Yes, it's contact bounce. But note that the RISING edge you're listening for is the button release, not the button press. So I guess when you do a slow push you're getting a "fake" spike when you press and then the real rising edge when you release.

One way to remove the false call is within your pinkCall method, wait a little bit (like 0.1 seconds) and then check the value of GPIO.input(pinkPin). If it's still high, then it was a "real" rising edge, and the button has really been released. If it's low, it was just a spike and can be ignored. Of course this has the disadvantage that you're not reacting immediately to the button release - if this is important then you can use a capacitor as Milliways suggested.


Any mechanical switch will have contact bounce.

You need to either handle this in hardware or software. The add_event_detect() allows for bounce on press, but if you hold the button down you will get bounce on release which will cause a multiple trigger.

The traditional solution is to use a latch (2 interconnected NOR gates) and a changeover (2 pole) switch. Depending on your application this may be warranted or you may be able to adopt a software solution to detect falling edge, or just use a capacitor to slow down the falling edge.

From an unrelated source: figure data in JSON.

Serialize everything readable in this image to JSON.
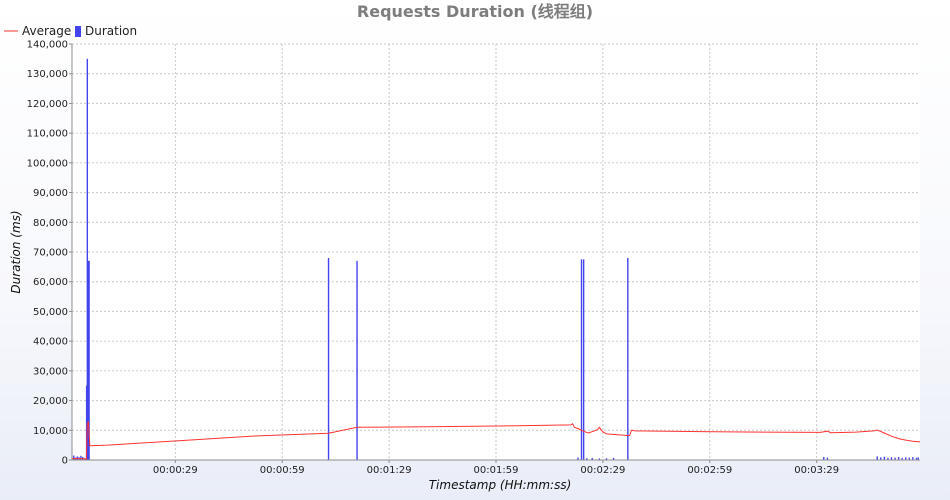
{
  "chart_data": {
    "type": "line",
    "title": "Requests Duration (线程组)",
    "xlabel": "Timestamp (HH:mm:ss)",
    "ylabel": "Duration (ms)",
    "x_ticks": [
      "00:00:29",
      "00:00:59",
      "00:01:29",
      "00:01:59",
      "00:02:29",
      "00:02:59",
      "00:03:29"
    ],
    "x_tick_seconds": [
      29,
      59,
      89,
      119,
      149,
      179,
      209
    ],
    "xlim_seconds": [
      0,
      238
    ],
    "ylim": [
      0,
      140000
    ],
    "y_ticks": [
      0,
      10000,
      20000,
      30000,
      40000,
      50000,
      60000,
      70000,
      80000,
      90000,
      100000,
      110000,
      120000,
      130000,
      140000
    ],
    "y_tick_labels": [
      "0",
      "10,000",
      "20,000",
      "30,000",
      "40,000",
      "50,000",
      "60,000",
      "70,000",
      "80,000",
      "90,000",
      "100,000",
      "110,000",
      "120,000",
      "130,000",
      "140,000"
    ],
    "grid": true,
    "legend_position": "top-left",
    "series": [
      {
        "name": "Average",
        "kind": "line",
        "color": "#ff3333",
        "points": [
          [
            0,
            500
          ],
          [
            3,
            400
          ],
          [
            4,
            300
          ],
          [
            4.3,
            12000
          ],
          [
            4.6,
            13000
          ],
          [
            5,
            4800
          ],
          [
            10,
            5000
          ],
          [
            30,
            6500
          ],
          [
            50,
            8000
          ],
          [
            72,
            9000
          ],
          [
            80,
            11000
          ],
          [
            100,
            11200
          ],
          [
            125,
            11500
          ],
          [
            140,
            11800
          ],
          [
            140.5,
            12200
          ],
          [
            141,
            11000
          ],
          [
            142,
            10600
          ],
          [
            143,
            10000
          ],
          [
            144,
            9500
          ],
          [
            145,
            9100
          ],
          [
            147.5,
            10200
          ],
          [
            148,
            11000
          ],
          [
            148.5,
            10200
          ],
          [
            149,
            9500
          ],
          [
            150,
            8800
          ],
          [
            155,
            8300
          ],
          [
            156.5,
            8200
          ],
          [
            157,
            10000
          ],
          [
            158,
            9800
          ],
          [
            180,
            9500
          ],
          [
            210,
            9300
          ],
          [
            212,
            9700
          ],
          [
            213,
            9200
          ],
          [
            220,
            9400
          ],
          [
            225,
            9800
          ],
          [
            226,
            10100
          ],
          [
            228,
            9100
          ],
          [
            230,
            8000
          ],
          [
            232,
            7200
          ],
          [
            234,
            6700
          ],
          [
            236,
            6300
          ],
          [
            238,
            6100
          ]
        ]
      },
      {
        "name": "Duration",
        "kind": "spikes",
        "color": "#4444ee",
        "points": [
          [
            0.5,
            1500
          ],
          [
            1,
            800
          ],
          [
            1.5,
            1200
          ],
          [
            2,
            900
          ],
          [
            2.5,
            1400
          ],
          [
            3,
            1000
          ],
          [
            3.5,
            600
          ],
          [
            4.1,
            25000
          ],
          [
            4.3,
            135000
          ],
          [
            4.5,
            67000
          ],
          [
            4.8,
            67000
          ],
          [
            72,
            68000
          ],
          [
            80,
            67000
          ],
          [
            143,
            67500
          ],
          [
            143.6,
            67500
          ],
          [
            156,
            68000
          ],
          [
            142,
            800
          ],
          [
            144.5,
            600
          ],
          [
            146,
            700
          ],
          [
            148,
            500
          ],
          [
            150,
            600
          ],
          [
            152,
            700
          ],
          [
            211,
            1000
          ],
          [
            212,
            800
          ],
          [
            226,
            1200
          ],
          [
            227,
            900
          ],
          [
            228,
            1100
          ],
          [
            229,
            700
          ],
          [
            230,
            900
          ],
          [
            231,
            800
          ],
          [
            232,
            1000
          ],
          [
            233,
            700
          ],
          [
            234,
            900
          ],
          [
            235,
            800
          ],
          [
            236,
            1000
          ],
          [
            237,
            700
          ],
          [
            237.5,
            900
          ]
        ]
      }
    ]
  }
}
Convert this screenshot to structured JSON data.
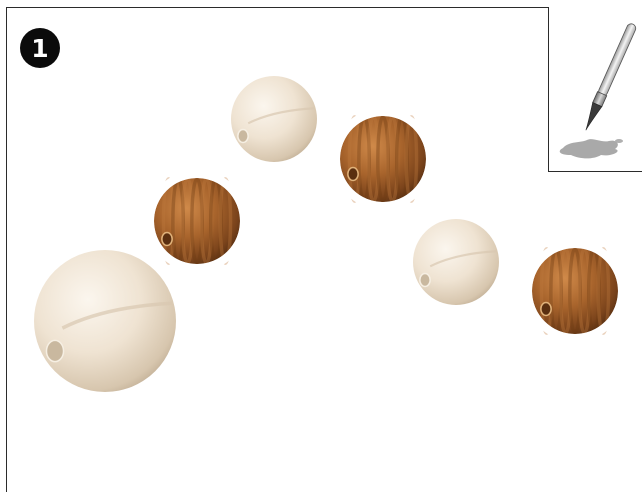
{
  "step": {
    "number": "1"
  },
  "tool": {
    "icon": "paintbrush-icon"
  },
  "colors": {
    "unpainted": "#eee2cf",
    "stained": "#9a5a26",
    "badge": "#0b0b0b"
  },
  "beads": [
    {
      "finish": "unpainted"
    },
    {
      "finish": "stained"
    },
    {
      "finish": "unpainted"
    },
    {
      "finish": "stained"
    },
    {
      "finish": "unpainted"
    },
    {
      "finish": "stained"
    }
  ]
}
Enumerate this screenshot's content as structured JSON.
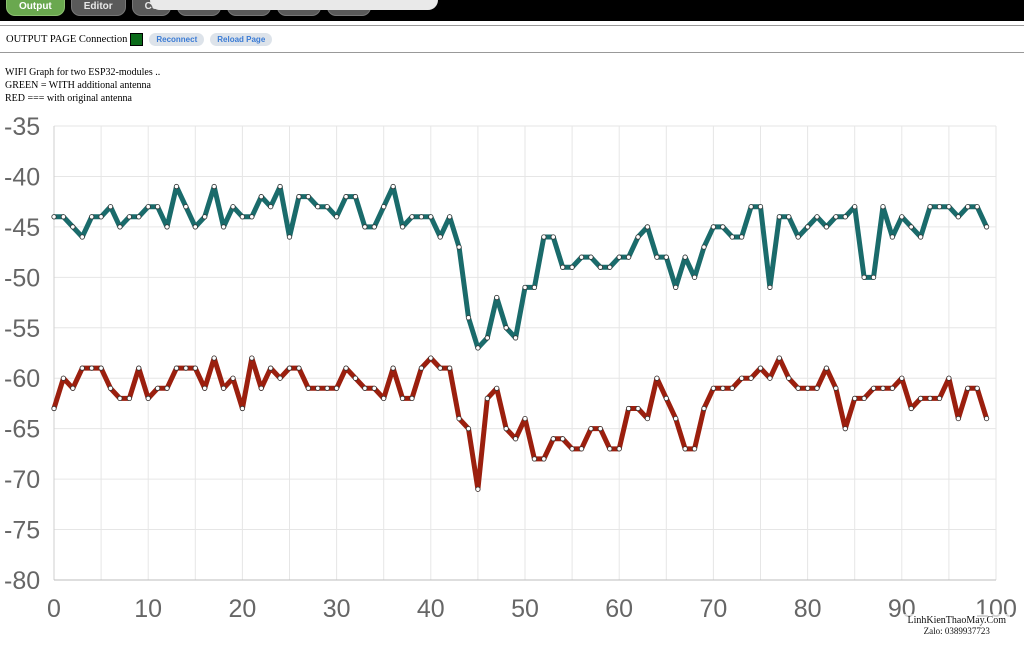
{
  "tabs": [
    {
      "label": "Output",
      "active": true
    },
    {
      "label": "Editor",
      "active": false
    },
    {
      "label": "Co",
      "active": false
    }
  ],
  "connection": {
    "label": "OUTPUT PAGE Connection",
    "status_color": "#0b6b1a",
    "reconnect_label": "Reconnect",
    "reload_label": "Reload Page"
  },
  "info": {
    "line1": "WIFI Graph for two ESP32-modules ..",
    "line2": "GREEN = WITH additional antenna",
    "line3": "RED === with original antenna"
  },
  "watermark": {
    "line1": "LinhKienThaoMay.Com",
    "line2": "Zalo: 0389937723"
  },
  "chart_data": {
    "type": "line",
    "xlim": [
      0,
      100
    ],
    "ylim": [
      -80,
      -35
    ],
    "xticks": [
      0,
      10,
      20,
      30,
      40,
      50,
      60,
      70,
      80,
      90,
      100
    ],
    "yticks": [
      -35,
      -40,
      -45,
      -50,
      -55,
      -60,
      -65,
      -70,
      -75,
      -80
    ],
    "grid": true,
    "series": [
      {
        "color": "#1a6b6b",
        "values": [
          -44,
          -44,
          -45,
          -46,
          -44,
          -44,
          -43,
          -45,
          -44,
          -44,
          -43,
          -43,
          -45,
          -41,
          -43,
          -45,
          -44,
          -41,
          -45,
          -43,
          -44,
          -44,
          -42,
          -43,
          -41,
          -46,
          -42,
          -42,
          -43,
          -43,
          -44,
          -42,
          -42,
          -45,
          -45,
          -43,
          -41,
          -45,
          -44,
          -44,
          -44,
          -46,
          -44,
          -47,
          -54,
          -57,
          -56,
          -52,
          -55,
          -56,
          -51,
          -51,
          -46,
          -46,
          -49,
          -49,
          -48,
          -48,
          -49,
          -49,
          -48,
          -48,
          -46,
          -45,
          -48,
          -48,
          -51,
          -48,
          -50,
          -47,
          -45,
          -45,
          -46,
          -46,
          -43,
          -43,
          -51,
          -44,
          -44,
          -46,
          -45,
          -44,
          -45,
          -44,
          -44,
          -43,
          -50,
          -50,
          -43,
          -46,
          -44,
          -45,
          -46,
          -43,
          -43,
          -43,
          -44,
          -43,
          -43,
          -45
        ]
      },
      {
        "color": "#9b1f0e",
        "values": [
          -63,
          -60,
          -61,
          -59,
          -59,
          -59,
          -61,
          -62,
          -62,
          -59,
          -62,
          -61,
          -61,
          -59,
          -59,
          -59,
          -61,
          -58,
          -61,
          -60,
          -63,
          -58,
          -61,
          -59,
          -60,
          -59,
          -59,
          -61,
          -61,
          -61,
          -61,
          -59,
          -60,
          -61,
          -61,
          -62,
          -59,
          -62,
          -62,
          -59,
          -58,
          -59,
          -59,
          -64,
          -65,
          -71,
          -62,
          -61,
          -65,
          -66,
          -64,
          -68,
          -68,
          -66,
          -66,
          -67,
          -67,
          -65,
          -65,
          -67,
          -67,
          -63,
          -63,
          -64,
          -60,
          -62,
          -64,
          -67,
          -67,
          -63,
          -61,
          -61,
          -61,
          -60,
          -60,
          -59,
          -60,
          -58,
          -60,
          -61,
          -61,
          -61,
          -59,
          -61,
          -65,
          -62,
          -62,
          -61,
          -61,
          -61,
          -60,
          -63,
          -62,
          -62,
          -62,
          -60,
          -64,
          -61,
          -61,
          -64
        ]
      }
    ]
  }
}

It is usually better to use a pullup resistor and button to ground, which you can combine with a capacitor to slow the rising edge without affecting the falling edge.


The hardware solution suggested by Milliways will work but there is also a software solution.

Within your callback, record the time of the call. Then you can compare current time with the time of the last call. If the current call is within, say, 100ms, of the previous then it must be contact bounce and you ignore it.